Von 2009 bis 2016 war ich im brandenburgischen Innenministerium angestellt und leitete ab 2011 das Referat für Brand- und Katastrophenschutz. Menschen wollen und sollen sich sicher fühlen. Dazu gehört auch der Schutz vor Bränden und Katastrophen und die schnelle Rettung nach einem Unfall. Oder, wie sich beim Zustrom der Flüchtlinge 2015 zeigte, auch bei der Bewältigung anderer besonderer Herausforderungen. Die Bereitstellung von Unterkünften und die enge Zusammenarbeit mit den Landkreisen und Kommunen wurde auch uns zugeordnet.

Feuerwehren und Hilfsorganisationen leisten viel für unsere Sicherheit. Die Arbeit von haupt- und ehrenamtlichen Kräften ist ein unverzichtbarer Bestandteil unseres täglichen Lebens. Er ist oft nicht sichtbar, muss aber immer funktionieren, wenn ein Notfall eintritt.

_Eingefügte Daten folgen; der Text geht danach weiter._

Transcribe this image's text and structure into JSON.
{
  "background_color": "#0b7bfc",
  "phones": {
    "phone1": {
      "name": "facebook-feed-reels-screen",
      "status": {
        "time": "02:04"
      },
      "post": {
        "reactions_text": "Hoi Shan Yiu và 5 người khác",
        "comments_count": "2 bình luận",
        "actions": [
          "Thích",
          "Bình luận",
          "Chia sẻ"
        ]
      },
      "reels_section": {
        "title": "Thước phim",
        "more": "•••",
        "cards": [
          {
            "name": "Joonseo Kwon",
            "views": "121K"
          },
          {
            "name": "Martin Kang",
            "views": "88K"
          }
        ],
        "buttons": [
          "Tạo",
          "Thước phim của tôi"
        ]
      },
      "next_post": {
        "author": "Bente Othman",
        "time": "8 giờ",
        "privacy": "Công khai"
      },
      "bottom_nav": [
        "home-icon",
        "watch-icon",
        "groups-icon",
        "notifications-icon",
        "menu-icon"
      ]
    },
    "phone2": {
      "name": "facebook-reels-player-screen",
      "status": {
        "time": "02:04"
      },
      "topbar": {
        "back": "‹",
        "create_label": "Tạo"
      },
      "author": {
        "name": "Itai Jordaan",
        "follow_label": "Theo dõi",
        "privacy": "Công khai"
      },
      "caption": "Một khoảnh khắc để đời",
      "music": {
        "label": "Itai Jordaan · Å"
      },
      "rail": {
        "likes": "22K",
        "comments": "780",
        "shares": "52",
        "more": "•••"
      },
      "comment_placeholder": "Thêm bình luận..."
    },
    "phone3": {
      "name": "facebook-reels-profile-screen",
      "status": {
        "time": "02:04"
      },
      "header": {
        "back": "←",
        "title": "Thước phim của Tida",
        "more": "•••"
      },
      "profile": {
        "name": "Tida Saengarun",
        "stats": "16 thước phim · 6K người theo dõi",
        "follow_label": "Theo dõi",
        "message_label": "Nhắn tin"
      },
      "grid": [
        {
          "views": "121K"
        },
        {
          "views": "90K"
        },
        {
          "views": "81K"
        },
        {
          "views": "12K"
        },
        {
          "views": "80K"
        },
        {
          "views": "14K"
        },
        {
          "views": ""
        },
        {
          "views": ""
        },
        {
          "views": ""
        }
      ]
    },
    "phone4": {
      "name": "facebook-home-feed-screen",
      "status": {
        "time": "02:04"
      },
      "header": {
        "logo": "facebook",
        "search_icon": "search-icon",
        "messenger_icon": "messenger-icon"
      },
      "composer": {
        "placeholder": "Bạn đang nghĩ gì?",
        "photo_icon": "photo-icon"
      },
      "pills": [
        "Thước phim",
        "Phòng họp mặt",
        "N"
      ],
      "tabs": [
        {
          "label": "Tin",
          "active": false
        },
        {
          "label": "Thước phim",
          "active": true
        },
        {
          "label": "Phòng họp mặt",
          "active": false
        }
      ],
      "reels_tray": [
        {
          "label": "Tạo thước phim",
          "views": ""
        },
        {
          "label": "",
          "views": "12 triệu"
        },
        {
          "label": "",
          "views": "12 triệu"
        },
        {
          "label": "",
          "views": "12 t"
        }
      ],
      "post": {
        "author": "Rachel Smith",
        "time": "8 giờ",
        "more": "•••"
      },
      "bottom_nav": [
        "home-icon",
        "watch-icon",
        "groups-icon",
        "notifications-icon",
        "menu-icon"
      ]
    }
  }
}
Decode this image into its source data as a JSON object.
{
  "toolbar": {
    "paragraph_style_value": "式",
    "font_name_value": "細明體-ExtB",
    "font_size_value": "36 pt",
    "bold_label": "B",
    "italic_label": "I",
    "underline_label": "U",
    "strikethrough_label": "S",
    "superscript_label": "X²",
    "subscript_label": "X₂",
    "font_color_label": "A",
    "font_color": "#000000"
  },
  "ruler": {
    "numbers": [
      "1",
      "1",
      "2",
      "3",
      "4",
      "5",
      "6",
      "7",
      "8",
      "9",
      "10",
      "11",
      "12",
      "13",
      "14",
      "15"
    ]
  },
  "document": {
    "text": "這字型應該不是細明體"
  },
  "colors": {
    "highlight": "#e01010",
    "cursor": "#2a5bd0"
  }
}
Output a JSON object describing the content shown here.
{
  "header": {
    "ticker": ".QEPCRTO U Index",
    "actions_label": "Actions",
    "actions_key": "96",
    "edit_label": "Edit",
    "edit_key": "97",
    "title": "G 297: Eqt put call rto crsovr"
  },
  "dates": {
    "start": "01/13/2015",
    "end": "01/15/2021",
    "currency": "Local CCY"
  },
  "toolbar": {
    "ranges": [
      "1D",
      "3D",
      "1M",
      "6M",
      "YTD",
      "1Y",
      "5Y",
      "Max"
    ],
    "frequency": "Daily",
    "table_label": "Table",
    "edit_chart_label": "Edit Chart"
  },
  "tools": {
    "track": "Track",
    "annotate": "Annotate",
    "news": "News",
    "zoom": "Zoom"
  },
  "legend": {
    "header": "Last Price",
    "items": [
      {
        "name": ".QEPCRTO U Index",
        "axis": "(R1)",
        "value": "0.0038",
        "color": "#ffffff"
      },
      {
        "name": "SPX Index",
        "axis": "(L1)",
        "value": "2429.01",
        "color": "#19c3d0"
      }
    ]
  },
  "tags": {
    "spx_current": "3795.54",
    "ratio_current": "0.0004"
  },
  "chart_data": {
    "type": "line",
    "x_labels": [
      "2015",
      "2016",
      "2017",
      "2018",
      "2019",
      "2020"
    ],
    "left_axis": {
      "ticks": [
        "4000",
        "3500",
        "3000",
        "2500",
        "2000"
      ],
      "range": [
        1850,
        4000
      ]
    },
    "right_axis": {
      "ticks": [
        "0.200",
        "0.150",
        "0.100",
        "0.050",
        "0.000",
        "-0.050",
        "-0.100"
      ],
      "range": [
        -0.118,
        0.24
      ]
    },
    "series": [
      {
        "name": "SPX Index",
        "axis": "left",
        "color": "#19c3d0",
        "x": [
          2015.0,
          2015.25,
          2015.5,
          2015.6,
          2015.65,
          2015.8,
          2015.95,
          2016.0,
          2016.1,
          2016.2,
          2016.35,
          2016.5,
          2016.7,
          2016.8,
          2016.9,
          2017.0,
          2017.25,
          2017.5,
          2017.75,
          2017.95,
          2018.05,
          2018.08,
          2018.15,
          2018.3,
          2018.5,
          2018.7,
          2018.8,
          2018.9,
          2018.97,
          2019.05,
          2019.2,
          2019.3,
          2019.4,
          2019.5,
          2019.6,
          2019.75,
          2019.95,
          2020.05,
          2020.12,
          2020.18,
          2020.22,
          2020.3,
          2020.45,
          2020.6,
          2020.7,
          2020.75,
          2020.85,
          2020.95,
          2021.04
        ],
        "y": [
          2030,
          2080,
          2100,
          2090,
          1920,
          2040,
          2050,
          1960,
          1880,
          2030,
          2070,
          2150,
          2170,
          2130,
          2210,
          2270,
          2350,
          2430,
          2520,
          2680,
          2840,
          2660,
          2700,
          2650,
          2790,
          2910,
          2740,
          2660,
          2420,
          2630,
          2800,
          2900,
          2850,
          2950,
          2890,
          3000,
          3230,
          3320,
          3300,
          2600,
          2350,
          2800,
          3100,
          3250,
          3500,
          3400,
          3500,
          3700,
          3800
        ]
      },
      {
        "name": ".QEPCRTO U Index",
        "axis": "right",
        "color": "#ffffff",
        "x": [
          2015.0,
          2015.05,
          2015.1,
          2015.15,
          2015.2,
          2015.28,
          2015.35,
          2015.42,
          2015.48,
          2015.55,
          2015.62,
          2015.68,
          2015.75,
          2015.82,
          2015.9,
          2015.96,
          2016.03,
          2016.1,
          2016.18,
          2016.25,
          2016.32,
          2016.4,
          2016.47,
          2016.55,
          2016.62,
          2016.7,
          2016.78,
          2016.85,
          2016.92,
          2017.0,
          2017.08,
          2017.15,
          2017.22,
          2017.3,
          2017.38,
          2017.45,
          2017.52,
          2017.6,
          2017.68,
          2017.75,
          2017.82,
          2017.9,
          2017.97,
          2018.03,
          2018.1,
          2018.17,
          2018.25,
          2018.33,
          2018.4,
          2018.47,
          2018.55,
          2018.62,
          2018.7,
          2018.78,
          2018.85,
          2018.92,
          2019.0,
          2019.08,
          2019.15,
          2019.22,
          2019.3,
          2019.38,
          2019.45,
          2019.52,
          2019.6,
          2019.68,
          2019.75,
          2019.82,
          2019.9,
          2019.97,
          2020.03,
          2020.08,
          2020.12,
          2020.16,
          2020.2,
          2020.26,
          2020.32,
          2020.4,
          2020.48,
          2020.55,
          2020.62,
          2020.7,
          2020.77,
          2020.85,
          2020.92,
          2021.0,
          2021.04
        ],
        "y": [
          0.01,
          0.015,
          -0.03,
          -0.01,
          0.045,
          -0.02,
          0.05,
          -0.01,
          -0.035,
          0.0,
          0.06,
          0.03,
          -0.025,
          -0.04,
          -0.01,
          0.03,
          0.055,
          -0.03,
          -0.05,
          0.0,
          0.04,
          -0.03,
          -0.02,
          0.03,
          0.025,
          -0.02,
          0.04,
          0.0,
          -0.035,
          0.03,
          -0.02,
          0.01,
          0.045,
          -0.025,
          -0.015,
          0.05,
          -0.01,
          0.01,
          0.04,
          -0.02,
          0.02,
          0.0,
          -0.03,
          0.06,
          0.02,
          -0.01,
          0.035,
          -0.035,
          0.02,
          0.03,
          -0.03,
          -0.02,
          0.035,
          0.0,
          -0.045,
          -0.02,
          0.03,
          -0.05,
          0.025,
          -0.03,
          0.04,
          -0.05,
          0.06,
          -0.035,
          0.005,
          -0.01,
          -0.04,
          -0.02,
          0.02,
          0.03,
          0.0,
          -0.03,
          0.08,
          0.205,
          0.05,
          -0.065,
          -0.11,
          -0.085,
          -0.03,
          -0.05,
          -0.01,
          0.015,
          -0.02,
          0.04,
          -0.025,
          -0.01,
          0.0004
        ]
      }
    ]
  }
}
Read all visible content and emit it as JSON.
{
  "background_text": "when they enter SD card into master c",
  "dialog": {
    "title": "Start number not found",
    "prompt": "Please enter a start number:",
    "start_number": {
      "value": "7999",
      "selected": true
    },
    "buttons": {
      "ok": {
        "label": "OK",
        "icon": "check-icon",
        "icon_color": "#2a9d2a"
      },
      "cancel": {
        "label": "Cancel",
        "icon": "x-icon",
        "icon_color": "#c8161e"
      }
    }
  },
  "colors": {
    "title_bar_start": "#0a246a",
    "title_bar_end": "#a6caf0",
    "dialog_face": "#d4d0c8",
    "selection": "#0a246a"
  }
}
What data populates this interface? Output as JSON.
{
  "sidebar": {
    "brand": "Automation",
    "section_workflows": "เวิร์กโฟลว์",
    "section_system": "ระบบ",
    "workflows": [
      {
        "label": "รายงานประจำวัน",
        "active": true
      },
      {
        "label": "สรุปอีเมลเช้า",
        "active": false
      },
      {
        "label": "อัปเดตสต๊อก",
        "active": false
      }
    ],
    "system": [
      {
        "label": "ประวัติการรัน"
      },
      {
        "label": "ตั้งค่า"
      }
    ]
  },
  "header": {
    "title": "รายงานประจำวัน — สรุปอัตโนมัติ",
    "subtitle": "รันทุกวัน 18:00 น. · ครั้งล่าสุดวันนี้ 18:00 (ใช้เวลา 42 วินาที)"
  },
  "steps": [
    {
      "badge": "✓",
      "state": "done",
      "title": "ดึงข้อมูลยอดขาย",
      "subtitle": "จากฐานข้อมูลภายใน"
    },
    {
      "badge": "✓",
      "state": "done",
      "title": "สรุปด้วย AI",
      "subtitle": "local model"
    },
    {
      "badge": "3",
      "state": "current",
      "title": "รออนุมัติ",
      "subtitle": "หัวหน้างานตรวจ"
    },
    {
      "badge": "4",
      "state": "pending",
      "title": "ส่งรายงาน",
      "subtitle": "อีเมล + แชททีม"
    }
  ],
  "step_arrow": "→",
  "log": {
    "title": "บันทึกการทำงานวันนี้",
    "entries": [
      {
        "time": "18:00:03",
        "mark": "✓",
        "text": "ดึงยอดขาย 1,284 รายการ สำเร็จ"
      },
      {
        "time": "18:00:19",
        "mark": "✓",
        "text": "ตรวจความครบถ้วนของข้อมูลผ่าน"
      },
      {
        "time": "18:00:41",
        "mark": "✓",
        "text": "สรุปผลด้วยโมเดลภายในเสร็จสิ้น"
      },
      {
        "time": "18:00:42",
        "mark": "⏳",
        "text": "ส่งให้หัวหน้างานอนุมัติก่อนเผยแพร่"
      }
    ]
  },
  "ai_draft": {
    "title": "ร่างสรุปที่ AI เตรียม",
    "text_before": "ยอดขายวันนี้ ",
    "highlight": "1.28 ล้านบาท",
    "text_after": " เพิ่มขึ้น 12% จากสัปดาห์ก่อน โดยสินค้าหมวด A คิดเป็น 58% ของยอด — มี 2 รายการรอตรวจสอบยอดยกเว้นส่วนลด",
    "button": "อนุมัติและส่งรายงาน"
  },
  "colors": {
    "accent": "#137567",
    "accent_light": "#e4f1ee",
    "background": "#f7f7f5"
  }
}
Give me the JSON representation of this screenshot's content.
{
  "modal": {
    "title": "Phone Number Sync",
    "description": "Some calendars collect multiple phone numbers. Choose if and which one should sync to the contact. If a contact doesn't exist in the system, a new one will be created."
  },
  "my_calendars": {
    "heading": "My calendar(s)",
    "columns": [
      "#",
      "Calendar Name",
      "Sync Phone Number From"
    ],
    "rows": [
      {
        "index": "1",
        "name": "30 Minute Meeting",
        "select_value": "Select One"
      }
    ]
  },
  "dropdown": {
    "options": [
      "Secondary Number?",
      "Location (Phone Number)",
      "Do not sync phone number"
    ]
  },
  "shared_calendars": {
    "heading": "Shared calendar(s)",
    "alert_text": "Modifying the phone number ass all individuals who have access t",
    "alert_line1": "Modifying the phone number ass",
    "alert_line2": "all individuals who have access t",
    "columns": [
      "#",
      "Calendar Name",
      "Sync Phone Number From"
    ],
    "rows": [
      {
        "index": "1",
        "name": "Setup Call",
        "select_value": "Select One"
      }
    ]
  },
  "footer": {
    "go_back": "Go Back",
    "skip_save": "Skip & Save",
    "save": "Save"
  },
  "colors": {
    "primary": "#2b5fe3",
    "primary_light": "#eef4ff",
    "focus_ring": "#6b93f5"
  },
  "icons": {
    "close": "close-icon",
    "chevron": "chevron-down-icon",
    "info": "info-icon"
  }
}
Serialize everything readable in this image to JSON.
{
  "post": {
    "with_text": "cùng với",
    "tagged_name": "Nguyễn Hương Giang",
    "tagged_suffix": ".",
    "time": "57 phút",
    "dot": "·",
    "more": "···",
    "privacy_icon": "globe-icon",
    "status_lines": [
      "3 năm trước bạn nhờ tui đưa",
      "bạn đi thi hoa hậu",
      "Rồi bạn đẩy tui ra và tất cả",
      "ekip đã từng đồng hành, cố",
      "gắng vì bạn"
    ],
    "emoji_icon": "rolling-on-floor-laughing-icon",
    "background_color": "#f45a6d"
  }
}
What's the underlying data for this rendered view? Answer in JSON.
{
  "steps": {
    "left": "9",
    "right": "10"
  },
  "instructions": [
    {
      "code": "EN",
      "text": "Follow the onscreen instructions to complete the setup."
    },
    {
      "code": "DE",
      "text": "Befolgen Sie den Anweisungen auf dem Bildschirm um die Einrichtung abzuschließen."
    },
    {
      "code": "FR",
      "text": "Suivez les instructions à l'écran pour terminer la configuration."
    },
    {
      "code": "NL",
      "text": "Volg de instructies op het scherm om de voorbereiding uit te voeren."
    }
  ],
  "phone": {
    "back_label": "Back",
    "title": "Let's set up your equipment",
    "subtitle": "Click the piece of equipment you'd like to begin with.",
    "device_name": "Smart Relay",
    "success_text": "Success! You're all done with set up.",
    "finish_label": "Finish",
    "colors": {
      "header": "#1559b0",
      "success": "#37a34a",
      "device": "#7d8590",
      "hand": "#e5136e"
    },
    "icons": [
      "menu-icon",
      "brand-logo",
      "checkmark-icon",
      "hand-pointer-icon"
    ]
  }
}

Die Verantwortung für Notfallsituationen und Ordnung begleitete mich auch in mein neues Amt als Beigeordneter für Soziales, Jugend, Gesundheit und Ordnung. Die Zuständigkeit für die Feuerwehren liegt darin und damit die Koordination der Vorbereitungen, wenn in Potsdam wieder einmal eine Weltkriegsbombe entschärft werden muss.

Das ist fast schon eine Standardsituation bei den vielen Bauarbeiten in der Potsdamer Mitte und doch jedes Mal wieder eine neue Herausforderung. Gemeinsam mit vielen, fast ausnahmslos freiwilligen Mitarbeiterinnen und Mitarbeitern der Stadtverwaltung sorgen wir dafür, dass Arbeitsfreiheit für den Sprengmeister erreicht wird und möglichst bald wieder Normalität für die Anwohnerinnen und Anwohner, Angestellten, Kitas, Schulen, Senioren- Einrichtungen und Krankenhäuser im Sperrkreis herrscht.